Schach960 taugt prima zum Training für klassisches Schach. Das Gehirn ist gezwungen, in neue Richtungen zu denken, wird mit Motiven und Stellungsbildern konfrontiert, die es sonst kaum einmal sehen würde. Wer Schach960 spielt, erweitert seinen Horizont, und das sollte auch beim klassischen Schach helfen.

Obendrein macht das Spiel Spaß. Wer sich erst einmal damit zurechtgefunden hat, von Beginn an die Rochade zu planen, neu und wieder neu zu planen, ideale Posten für Springer und Läufer ausgeklügelt hat und dann feststellt, dass es so nicht funktionieren wird, der findet schnell Freude an dieser ganz neuen Herausforderung.
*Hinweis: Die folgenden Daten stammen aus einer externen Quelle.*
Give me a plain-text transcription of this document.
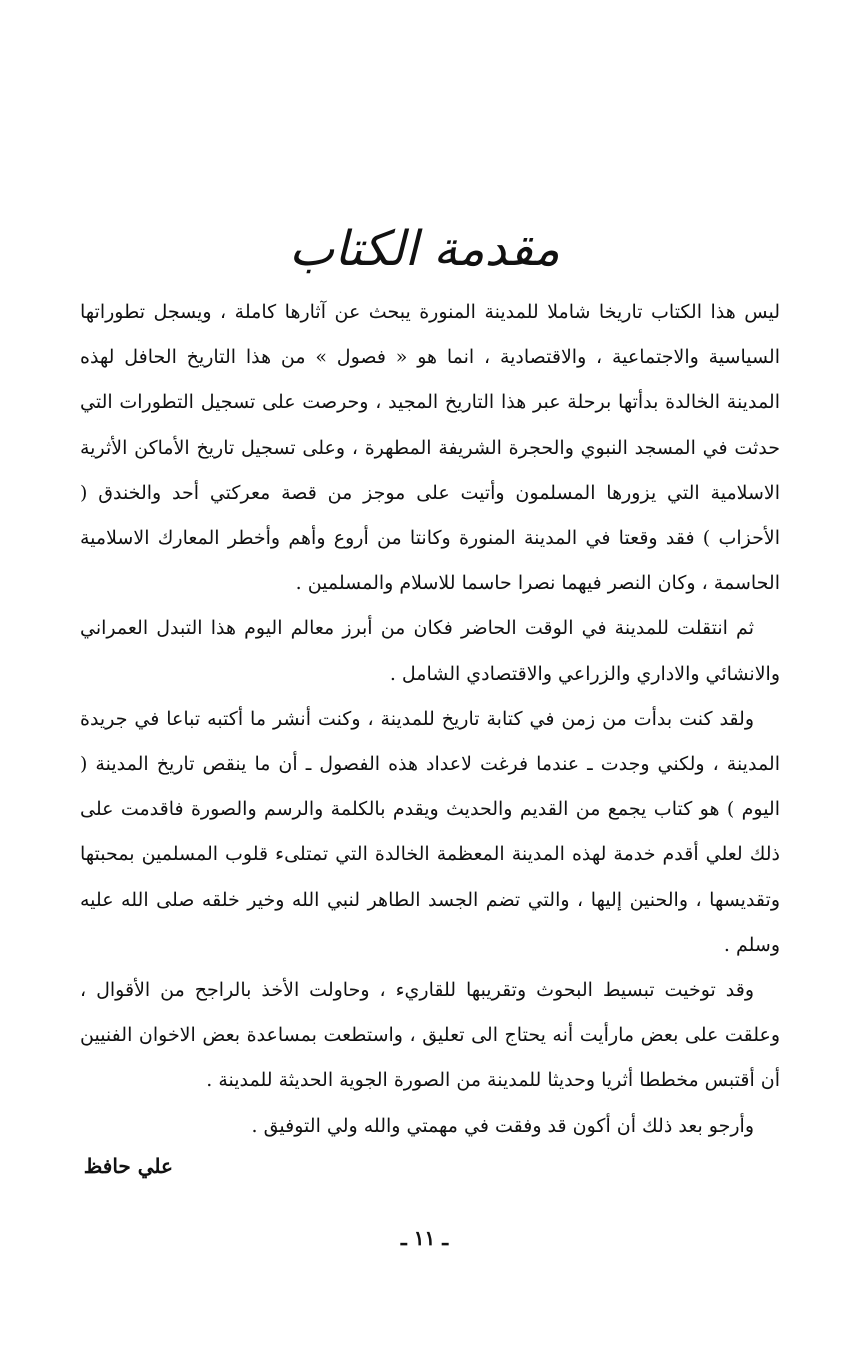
مقدمة الكتاب

ليس هذا الكتاب تاريخا شاملا للمدينة المنورة يبحث عن آثارها كاملة ، ويسجل تطوراتها السياسية والاجتماعية ، والاقتصادية ، انما هو « فصول » من هذا التاريخ الحافل لهذه المدينة الخالدة بدأتها برحلة عبر هذا التاريخ المجيد ، وحرصت على تسجيل التطورات التي حدثت في المسجد النبوي والحجرة الشريفة المطهرة ، وعلى تسجيل تاريخ الأماكن الأثرية الاسلامية التي يزورها المسلمون وأتيت على موجز من قصة معركتي أحد والخندق ( الأحزاب ) فقد وقعتا في المدينة المنورة وكانتا من أروع وأهم وأخطر المعارك الاسلامية الحاسمة ، وكان النصر فيهما نصرا حاسما للاسلام والمسلمين .

ثم انتقلت للمدينة في الوقت الحاضر فكان من أبرز معالم اليوم هذا التبدل العمراني والانشائي والاداري والزراعي والاقتصادي الشامل .

ولقد كنت بدأت من زمن في كتابة تاريخ للمدينة ، وكنت أنشر ما أكتبه تباعا في جريدة المدينة ، ولكني وجدت ـ عندما فرغت لاعداد هذه الفصول ـ أن ما ينقص تاريخ المدينة ( اليوم ) هو كتاب يجمع من القديم والحديث ويقدم بالكلمة والرسم والصورة فاقدمت على ذلك لعلي أقدم خدمة لهذه المدينة المعظمة الخالدة التي تمتلىء قلوب المسلمين بمحبتها وتقديسها ، والحنين إليها ، والتي تضم الجسد الطاهر لنبي الله وخير خلقه صلى الله عليه وسلم .

وقد توخيت تبسيط البحوث وتقريبها للقاريء ، وحاولت الأخذ بالراجح من الأقوال ، وعلقت على بعض مارأيت أنه يحتاج الى تعليق ، واستطعت بمساعدة بعض الاخوان الفنيين أن أقتبس مخططا أثريا وحديثا للمدينة من الصورة الجوية الحديثة للمدينة .

وأرجو بعد ذلك أن أكون قد وفقت في مهمتي والله ولي التوفيق .

علي حافظ
ـ ١١ ـ
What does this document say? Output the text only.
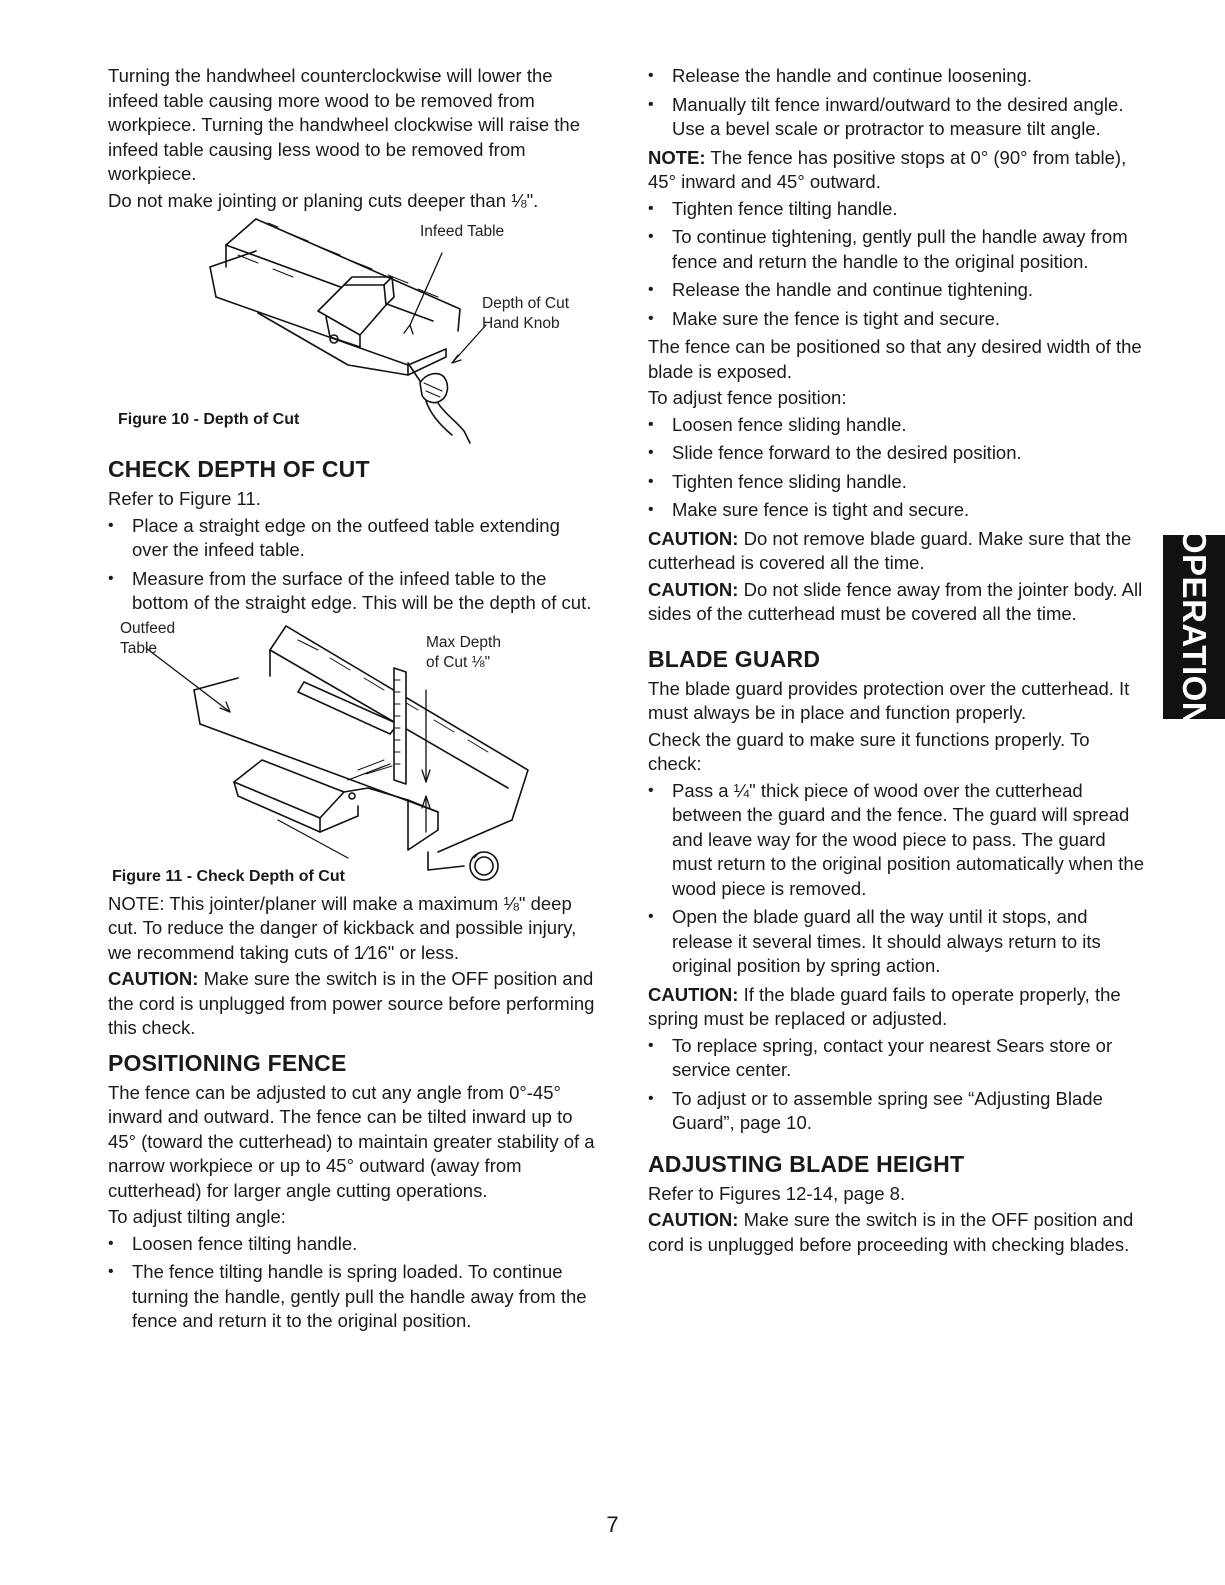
Turning the handwheel counterclockwise will lower the infeed table causing more wood to be removed from workpiece. Turning the handwheel clockwise will raise the infeed table causing less wood to be removed from workpiece.

Do not make jointing or planing cuts deeper than ⅛".

Infeed Table
Depth of Cut
Hand Knob
Figure 10 - Depth of Cut
CHECK DEPTH OF CUT

Refer to Figure 11.

• Place a straight edge on the outfeed table extending over the infeed table.
• Measure from the surface of the infeed table to the bottom of the straight edge. This will be the depth of cut.
Outfeed
Table	Max Depth
of Cut ⅛"
Figure 11 - Check Depth of Cut

NOTE: This jointer/planer will make a maximum ⅛" deep cut. To reduce the danger of kickback and possible injury, we recommend taking cuts of 1⁄16" or less.

CAUTION: Make sure the switch is in the OFF position and the cord is unplugged from power source before performing this check.

POSITIONING FENCE

The fence can be adjusted to cut any angle from 0°-45° inward and outward. The fence can be tilted inward up to 45° (toward the cutterhead) to maintain greater stability of a narrow workpiece or up to 45° outward (away from cutterhead) for larger angle cutting operations.

To adjust tilting angle:

• Loosen fence tilting handle.
• The fence tilting handle is spring loaded. To continue turning the handle, gently pull the handle away from the fence and return it to the original position.
• Release the handle and continue loosening.
• Manually tilt fence inward/outward to the desired angle. Use a bevel scale or protractor to measure tilt angle.

NOTE: The fence has positive stops at 0° (90° from table), 45° inward and 45° outward.

• Tighten fence tilting handle.
• To continue tightening, gently pull the handle away from fence and return the handle to the original position.
• Release the handle and continue tightening.
• Make sure the fence is tight and secure.

The fence can be positioned so that any desired width of the blade is exposed.

To adjust fence position:

• Loosen fence sliding handle.
• Slide fence forward to the desired position.
• Tighten fence sliding handle.
• Make sure fence is tight and secure.

CAUTION: Do not remove blade guard. Make sure that the cutterhead is covered all the time.

CAUTION: Do not slide fence away from the jointer body. All sides of the cutterhead must be covered all the time.

BLADE GUARD

The blade guard provides protection over the cutterhead. It must always be in place and function properly.

Check the guard to make sure it functions properly. To check:

• Pass a ¼" thick piece of wood over the cutterhead between the guard and the fence. The guard will spread and leave way for the wood piece to pass. The guard must return to the original position automatically when the wood piece is removed.
• Open the blade guard all the way until it stops, and release it several times. It should always return to its original position by spring action.

CAUTION: If the blade guard fails to operate properly, the spring must be replaced or adjusted.

• To replace spring, contact your nearest Sears store or service center.
• To adjust or to assemble spring see “Adjusting Blade Guard”, page 10.
ADJUSTING BLADE HEIGHT

Refer to Figures 12-14, page 8.

CAUTION: Make sure the switch is in the OFF position and cord is unplugged before proceeding with checking blades.

OPERATION
7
Was machen wir nun mit diesem Spiel? Es fördern, damit es mittelfristig zumindest gleichberechtigt neben dem klassischen Schach steht? Es ablöst sogar? Und was sagen eigentlich die Schachprofis?

Auf dem Kanal des Schachklubs St. Louis haben jetzt während des Chess960-Champions-Showdowns einige der weltbesten Spieler ihre Meinung zum Schach 960 kundgetan. Wir haben mitgeschrieben.

(Porträtzeichnungen: Willum Morsch/@WillumTM)

Garry Kasparow

90% der Partien führen sofort in unerforschtes Territorium. Den Zuschauern gefällt es, wenn die besten Spieler der Welt von Beginn an kreativ sein müssen. Und den Spielern auch: 64 Felder, 32 Figuren, alles wie immer, aber nur, indem wir die Aufstellung durcheinanderwürfeln, wird der Spieler wieder zum Entdecker. Beim klassischen Schach weißt Du ja, was Dich erwartet, und bist darauf vorbereitet. Diese Vorbereitung ist ein wesentliches Element des heutigen professionellen Schachs, und das fällt weg. Aber beim klassischen Schach wird es ohnehin selbst für die besten Spieler, unterstützt von den besten Teams, immer schwieriger, mit neuen Ideen aufzuwarten. Das wäre beim Chess960 anders.